Below we summarise the main variations across parent groups, highlighting where parents were significantly more or less likely than those in other parent groups to give a specific response.

Low incomes/Most deprived areas

More likely to rate staff qualifications/ knowledge, facilities, whether their child is learning, the provider keeping parents informed and inspection reports as very important.

More likely than others to be very satisfied across all aspects of their main provider.

Rural areas

No significant variation.

Single earner households

No significant variation.

Parents of children with ASN

Less likely than others to rate staff qualifications/ knowledge, facilities and inspection reports as very important.

Less likely to be very satisfied with staff qualifications/ knowledge, how staff interact with their child, facilities and their child's learning.

Currently pay for ELC

Less likely to be very satisfied with staff qualifications/ knowledge, how staff interact with their child, their child getting personal care and attention, their child's learning, and the provider keeping parents informed.

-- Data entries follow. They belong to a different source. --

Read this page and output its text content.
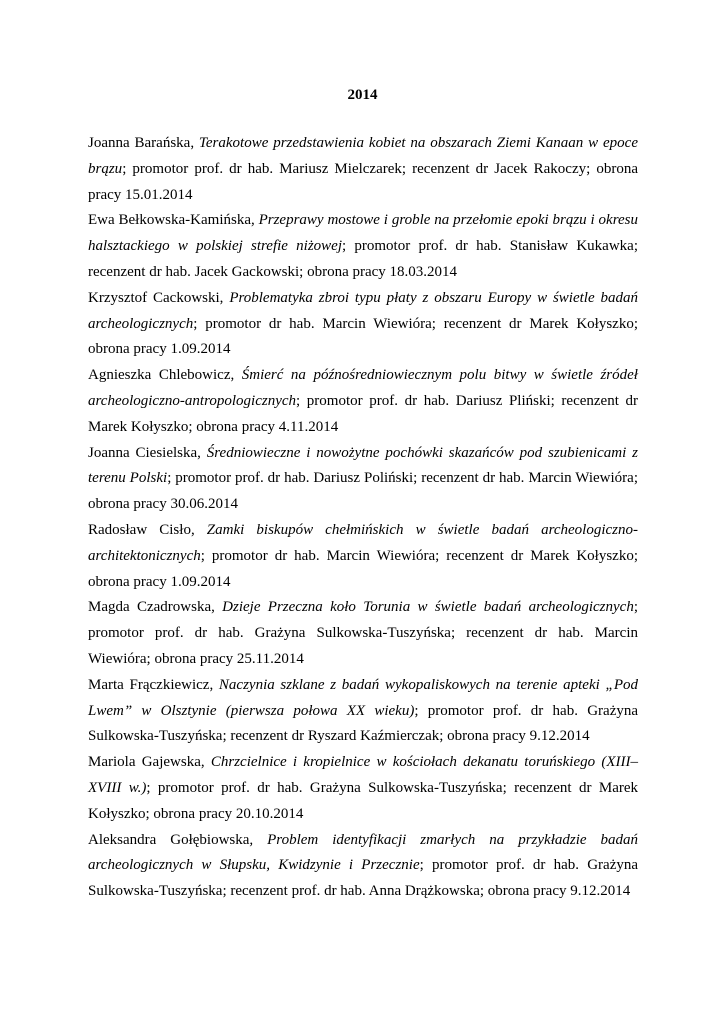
2014

Joanna Barańska, Terakotowe przedstawienia kobiet na obszarach Ziemi Kanaan w epoce brązu; promotor prof. dr hab. Mariusz Mielczarek; recenzent dr Jacek Rakoczy; obrona pracy 15.01.2014

Ewa Bełkowska-Kamińska, Przeprawy mostowe i groble na przełomie epoki brązu i okresu halsztackiego w polskiej strefie niżowej; promotor prof. dr hab. Stanisław Kukawka; recenzent dr hab. Jacek Gackowski; obrona pracy 18.03.2014

Krzysztof Cackowski, Problematyka zbroi typu płaty z obszaru Europy w świetle badań archeologicznych; promotor dr hab. Marcin Wiewióra; recenzent dr Marek Kołyszko; obrona pracy 1.09.2014

Agnieszka Chlebowicz, Śmierć na późnośredniowiecznym polu bitwy w świetle źródeł archeologiczno-antropologicznych; promotor prof. dr hab. Dariusz Pliński; recenzent dr Marek Kołyszko; obrona pracy 4.11.2014

Joanna Ciesielska, Średniowieczne i nowożytne pochówki skazańców pod szubienicami z terenu Polski; promotor prof. dr hab. Dariusz Poliński; recenzent dr hab. Marcin Wiewióra; obrona pracy 30.06.2014

Radosław Cisło, Zamki biskupów chełmińskich w świetle badań archeologiczno-architektonicznych; promotor dr hab. Marcin Wiewióra; recenzent dr Marek Kołyszko; obrona pracy 1.09.2014

Magda Czadrowska, Dzieje Przeczna koło Torunia w świetle badań archeologicznych; promotor prof. dr hab. Grażyna Sulkowska-Tuszyńska; recenzent dr hab. Marcin Wiewióra; obrona pracy 25.11.2014

Marta Frączkiewicz, Naczynia szklane z badań wykopaliskowych na terenie apteki „Pod Lwem” w Olsztynie (pierwsza połowa XX wieku); promotor prof. dr hab. Grażyna Sulkowska-Tuszyńska; recenzent dr Ryszard Kaźmierczak; obrona pracy 9.12.2014

Mariola Gajewska, Chrzcielnice i kropielnice w kościołach dekanatu toruńskiego (XIII–XVIII w.); promotor prof. dr hab. Grażyna Sulkowska-Tuszyńska; recenzent dr Marek Kołyszko; obrona pracy 20.10.2014

Aleksandra Gołębiowska, Problem identyfikacji zmarłych na przykładzie badań archeologicznych w Słupsku, Kwidzynie i Przecznie; promotor prof. dr hab. Grażyna Sulkowska-Tuszyńska; recenzent prof. dr hab. Anna Drążkowska; obrona pracy 9.12.2014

Do not currently use funded ELC

No significant variation.

Other significant differences

Parent age: Under 35s are more likely to rate facilities, whether their child is learning, the provider keeping parents informed and inspection reports as very important. They are also more likely to be very satisfied with their child's learning.

Parent gender: Females are more likely to rate staff qualifications/ knowledge, their child getting personal care and attention, the provider keeping parents informed and inspection reports as very important.